The launch of the Apps Business Summit highlighted how game-honed disciplines: LiveOps, retention science, monetisation design, UA optimisation, gamification, and AI-powered personalisation, are shaping the future of mobile apps across fitness, education, entertainment, and productivity.

Video gaming’s expertise in engagement and lifecycle value is increasingly serving as a blueprint for the wider app economy, fostering cross-industry knowledge sharing and innovation.

What This Means for the Industry and for Player Experience

PGC London 2026 confirmed that the future of video gaming is disciplined, player-centric, and technologically sophisticated. 

As the industry rebalances, player support has evolved from a cost center into a strategic engagement capability contributing directly to top line revenue goals.

AI-powered player engagement platforms enable in-game conversations that do more than resolve tickets: they strengthen relationships, boost retention, and enhance lifetime value.

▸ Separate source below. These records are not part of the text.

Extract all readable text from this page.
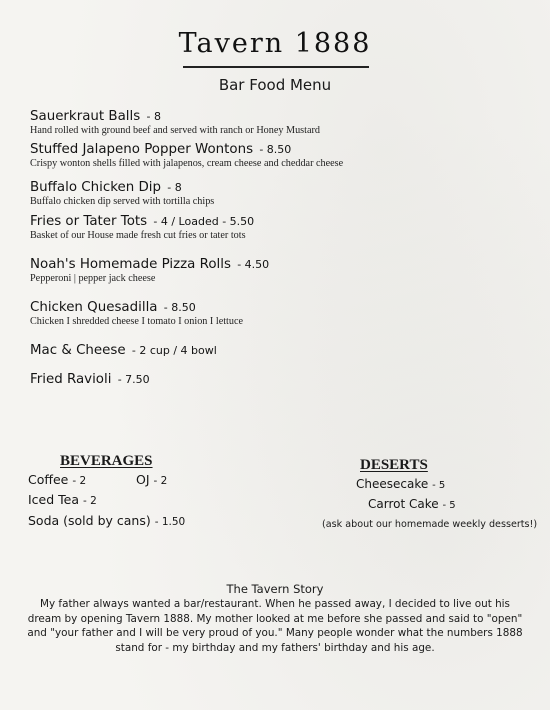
Tavern 1888
Bar Food Menu
Sauerkraut Balls - 8
Hand rolled with ground beef and served with ranch or Honey Mustard
Stuffed Jalapeno Popper Wontons - 8.50
Crispy wonton shells filled with jalapenos, cream cheese and cheddar cheese
Buffalo Chicken Dip - 8
Buffalo chicken dip served with tortilla chips
Fries or Tater Tots - 4 / Loaded - 5.50
Basket of our House made fresh cut fries or tater tots
Noah's Homemade Pizza Rolls - 4.50
Pepperoni | pepper jack cheese
Chicken Quesadilla - 8.50
Chicken I shredded cheese I tomato I onion I lettuce
Mac & Cheese - 2 cup / 4 bowl
Fried Ravioli - 7.50
BEVERAGES
Coffee - 2	OJ - 2
Iced Tea - 2
Soda (sold by cans) - 1.50
DESERTS
Cheesecake - 5
Carrot Cake - 5
(ask about our homemade weekly desserts!)
The Tavern Story
My father always wanted a bar/restaurant. When he passed away, I decided to live out his dream by opening Tavern 1888. My mother looked at me before she passed and said to "open" and "your father and I will be very proud of you." Many people wonder what the numbers 1888 stand for - my birthday and my fathers' birthday and his age.
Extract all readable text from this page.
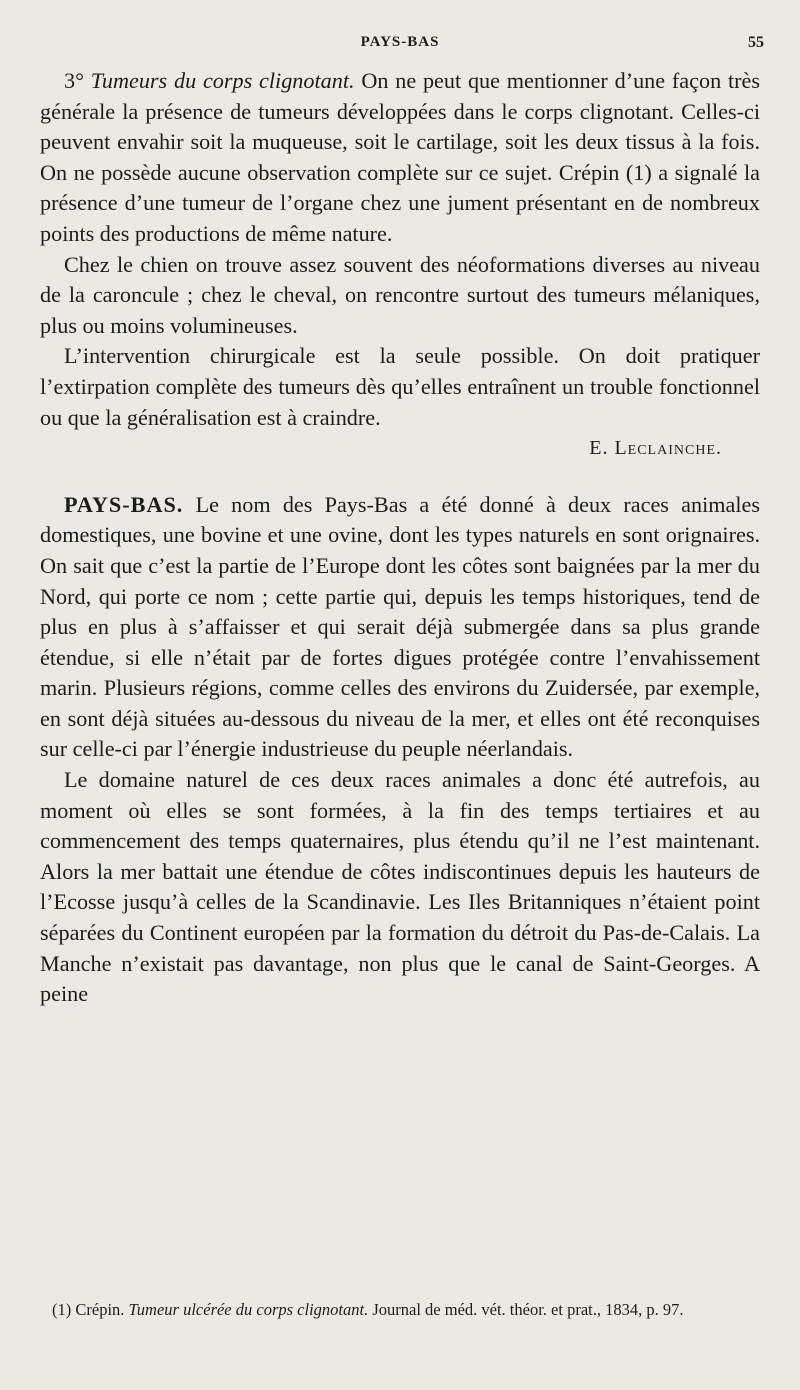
PAYS-BAS	55

3° Tumeurs du corps clignotant. On ne peut que mentionner d’une façon très générale la présence de tumeurs développées dans le corps clignotant. Celles-ci peuvent envahir soit la muqueuse, soit le cartilage, soit les deux tissus à la fois. On ne possède aucune observation complète sur ce sujet. Crépin (1) a signalé la présence d’une tumeur de l’organe chez une jument présentant en de nombreux points des productions de même nature.

Chez le chien on trouve assez souvent des néoformations diverses au niveau de la caroncule ; chez le cheval, on rencontre surtout des tumeurs mélaniques, plus ou moins volumineuses.

L’intervention chirurgicale est la seule possible. On doit pratiquer l’extirpation complète des tumeurs dès qu’elles entraînent un trouble fonctionnel ou que la généralisation est à craindre.

E. Leclainche.

PAYS-BAS. Le nom des Pays-Bas a été donné à deux races animales domestiques, une bovine et une ovine, dont les types naturels en sont orignaires. On sait que c’est la partie de l’Europe dont les côtes sont baignées par la mer du Nord, qui porte ce nom ; cette partie qui, depuis les temps historiques, tend de plus en plus à s’affaisser et qui serait déjà submergée dans sa plus grande étendue, si elle n’était par de fortes digues protégée contre l’envahissement marin. Plusieurs régions, comme celles des environs du Zuidersée, par exemple, en sont déjà situées au-dessous du niveau de la mer, et elles ont été reconquises sur celle-ci par l’énergie industrieuse du peuple néerlandais.

Le domaine naturel de ces deux races animales a donc été autrefois, au moment où elles se sont formées, à la fin des temps tertiaires et au commencement des temps quaternaires, plus étendu qu’il ne l’est maintenant. Alors la mer battait une étendue de côtes indiscontinues depuis les hauteurs de l’Ecosse jusqu’à celles de la Scandinavie. Les Iles Britanniques n’étaient point séparées du Continent européen par la formation du détroit du Pas-de-Calais. La Manche n’existait pas davantage, non plus que le canal de Saint-Georges. A peine

(1) Crépin. Tumeur ulcérée du corps clignotant. Journal de méd. vét. théor. et prat., 1834, p. 97.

In a world where lifetime value matters more than installs, every player interaction counts. Studios that succeed will be those that treat players as relationships, not transactions, and build systems to scale those relationships effectively.

Growth will be driven by:

  1. Respect for player time, trust, and value
  2. Intelligent lifecycle engagement
  3. Scalable personalisation powered by AI
  4. Direct, first-party relationships with players

The studios that win won’t be those that acquire the most players, they’ll be the ones who understand their players best and build experiences worth returning to.